Destiny Mine (Tormentor Mine #3)(48)



Well, a price aside from the end of my business and the risk I took by approaching Esguerra. Those costs I knew and was prepared to pay. But this? Out of everyone on my list, Henderson is the one most directly responsible for the tragedy that befell my wife and son. He’s the one who gave the orders that resulted in the village massacre.

If anyone deserves to pay for Tamila and Pasha’s deaths, it’s Henderson.

He can’t be allowed to go back to living his normal, happy life after what he’s done.

“I can’t take that deal.” My voice is harsh and guttural. “You know I can’t.”

For the first time, some semblance of human emotion warms the blue ice of Esguerra’s gaze. “I know,” he says quietly. “I figured as much. But they won’t budge on it, Peter. I tried.”

I pivot on my heel and stride toward the limo, the rage and grief I thought I’d buried bubbling up like magma in my throat. I breathe in, trying to calm myself, but instead of tropical vegetation, I smell death and ashes, charred flesh and stale blood. I taste metal on my tongue and see a pile of corpses, of body parts two meters high.

And that little hand, curled around a toy car.

I barely remember the first few days after the massacre. I know I got away from the task force soldiers who dragged me out of the village, but I don’t recall how or when—or if I hurt anyone as I escaped. I assume I did, because my own people started hunting me soon after, even before I killed my superiors for ending the investigation within weeks.

Vengeance was all that kept me going in those days—and in the months and years that followed. I promised my dead son and wife that their killers would pay with their lives, and I kept that promise.

I got them all except Henderson.

“You could just take her again,” Esguerra says, catching up to me, and I glance at him, unsurprised that he now knows about Sara. Kent must’ve told him about her—that or he heard about the kidnapping from his CIA sources. And once he knew that, it was a simple matter of putting two and two together.

Despite that, my first instinct is to threaten him and all he holds dear if he so much as breathes her way. But if he knows Sara is my weakness, then he must know what I’d do if someone came after her.

It’s the same thing he’d do if someone went after Nora.

What he’s about to do to Novak, in fact.

“She has a life there,” I reply instead. “Parents, career, friends.”

He shrugs. “She’d adjust. Nora did.”

I get in the back of the limo and he joins me there, taking a seat across from me.

“Sara is not Nora,” I say as the limo starts moving. “Her roots go too deep. She won’t be happy like this.” I don’t know if I’m trying to convince Esguerra or myself—or that dark, callous part of me that has been wanting this for months.

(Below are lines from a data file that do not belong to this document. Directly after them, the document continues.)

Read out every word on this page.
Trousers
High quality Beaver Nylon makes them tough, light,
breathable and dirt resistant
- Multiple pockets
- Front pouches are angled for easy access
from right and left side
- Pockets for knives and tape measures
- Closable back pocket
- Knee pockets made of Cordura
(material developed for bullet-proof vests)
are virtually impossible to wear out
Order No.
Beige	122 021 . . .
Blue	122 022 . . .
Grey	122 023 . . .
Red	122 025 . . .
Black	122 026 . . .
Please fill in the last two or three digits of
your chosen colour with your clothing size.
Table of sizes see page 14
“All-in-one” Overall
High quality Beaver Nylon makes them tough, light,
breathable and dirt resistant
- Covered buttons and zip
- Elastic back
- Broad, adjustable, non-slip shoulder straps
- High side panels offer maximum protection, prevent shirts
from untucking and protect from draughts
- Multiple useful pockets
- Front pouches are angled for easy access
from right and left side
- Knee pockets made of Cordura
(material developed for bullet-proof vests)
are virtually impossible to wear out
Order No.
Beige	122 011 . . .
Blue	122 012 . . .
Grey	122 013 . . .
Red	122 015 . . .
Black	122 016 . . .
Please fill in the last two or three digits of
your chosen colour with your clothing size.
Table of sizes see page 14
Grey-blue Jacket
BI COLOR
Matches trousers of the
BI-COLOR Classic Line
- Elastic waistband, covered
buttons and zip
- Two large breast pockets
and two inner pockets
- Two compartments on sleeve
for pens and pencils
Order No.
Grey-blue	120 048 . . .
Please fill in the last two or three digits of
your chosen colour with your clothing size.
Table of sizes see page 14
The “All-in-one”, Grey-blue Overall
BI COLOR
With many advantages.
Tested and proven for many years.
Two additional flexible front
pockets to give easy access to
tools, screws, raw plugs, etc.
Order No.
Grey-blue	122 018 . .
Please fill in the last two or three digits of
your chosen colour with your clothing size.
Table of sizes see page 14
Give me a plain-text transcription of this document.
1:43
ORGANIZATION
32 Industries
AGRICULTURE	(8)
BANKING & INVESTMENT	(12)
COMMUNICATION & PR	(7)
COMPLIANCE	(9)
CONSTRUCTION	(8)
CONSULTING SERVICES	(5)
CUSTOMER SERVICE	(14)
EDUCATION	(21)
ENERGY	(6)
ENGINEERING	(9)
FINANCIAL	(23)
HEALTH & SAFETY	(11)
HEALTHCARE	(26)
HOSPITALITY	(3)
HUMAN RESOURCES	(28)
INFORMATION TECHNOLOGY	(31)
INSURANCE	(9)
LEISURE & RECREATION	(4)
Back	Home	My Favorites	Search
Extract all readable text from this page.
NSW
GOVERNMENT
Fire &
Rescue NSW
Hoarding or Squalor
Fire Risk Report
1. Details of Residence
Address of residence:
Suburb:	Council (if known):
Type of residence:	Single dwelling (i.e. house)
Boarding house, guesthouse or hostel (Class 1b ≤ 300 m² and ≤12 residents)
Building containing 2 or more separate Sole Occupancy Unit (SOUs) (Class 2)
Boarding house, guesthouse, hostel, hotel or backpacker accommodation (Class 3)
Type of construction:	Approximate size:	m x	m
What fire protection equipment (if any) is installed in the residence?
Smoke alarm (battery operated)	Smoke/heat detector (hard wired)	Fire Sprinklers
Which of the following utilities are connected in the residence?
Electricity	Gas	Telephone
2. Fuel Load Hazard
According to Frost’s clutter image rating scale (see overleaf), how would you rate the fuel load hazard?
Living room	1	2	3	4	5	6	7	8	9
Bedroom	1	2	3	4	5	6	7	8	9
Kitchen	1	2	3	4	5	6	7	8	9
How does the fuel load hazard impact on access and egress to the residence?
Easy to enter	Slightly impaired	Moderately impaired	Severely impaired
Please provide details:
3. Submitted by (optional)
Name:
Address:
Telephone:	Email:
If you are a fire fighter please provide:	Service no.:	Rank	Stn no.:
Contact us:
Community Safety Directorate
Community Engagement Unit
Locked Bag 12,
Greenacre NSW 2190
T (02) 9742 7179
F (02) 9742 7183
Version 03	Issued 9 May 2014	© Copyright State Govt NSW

That has been telling me to forget this mad plan and take back what belongs to me.

“And you will be?” Esguerra tilts his head, regarding me with peculiar curiosity. “You think you’ll enjoy that half-life? Thrive in the cage of all those rules and laws?”

I shrug. “Maybe.” It’s not a concern of mine, but if it ever becomes a problem, I’ll deal with it then.

One thing at a time.

“So what then?” Esguerra asks when I remain silent. “Are you going to let her go for good? Or take the deal?”

“I’m not letting her go.” The words are instinctive, automatic. Life without Sara—that’s not even a possibility in my mind. The past eight months have been hell, almost as bad in their own way as the dark weeks after my family’s deaths.

I’d sooner die than let my ptichka go for good.

She’s mine, and she’s staying mine.

A mocking smile curves Esguerra’s mouth. “Well, then,” he says softly. “Seems like you don’t have much of a choice.”

It chokes me to admit it, but he’s right.

I either take Sara, or I accept the deal. Her happiness or my vengeance.

I can’t have both.





Part IV





40





Sara



I first sense that something is off when I drive home alone after my evening shift at the clinic.

No government-issue car follows me home, and no one surreptitiously watches me as I park my car in front of my apartment building and walk in.

Telling myself I’m being crazy—that I’m just tired and not properly registering things—I shower and fall into bed. There’s no point in worrying about this. Even if I’m not having some weird reverse paranoia, maybe the Feds had to take the night off—babysit their kids or something. It hasn’t happened since my return, but that doesn’t mean it’s impossible.

FBI agents are human too.

Still, I toss and turn, unable to fall asleep despite my total exhaustion. I try to think back to whether I felt watched at all today, but I can’t recall. Either my invisible stalkers have become even better at their job, or I’ve gotten so used to their presence I no longer notice it.

The last time I truly experienced that itchy feeling was when I got Peter’s note a couple of months back.

Could it be?

Am I no longer being watched at all?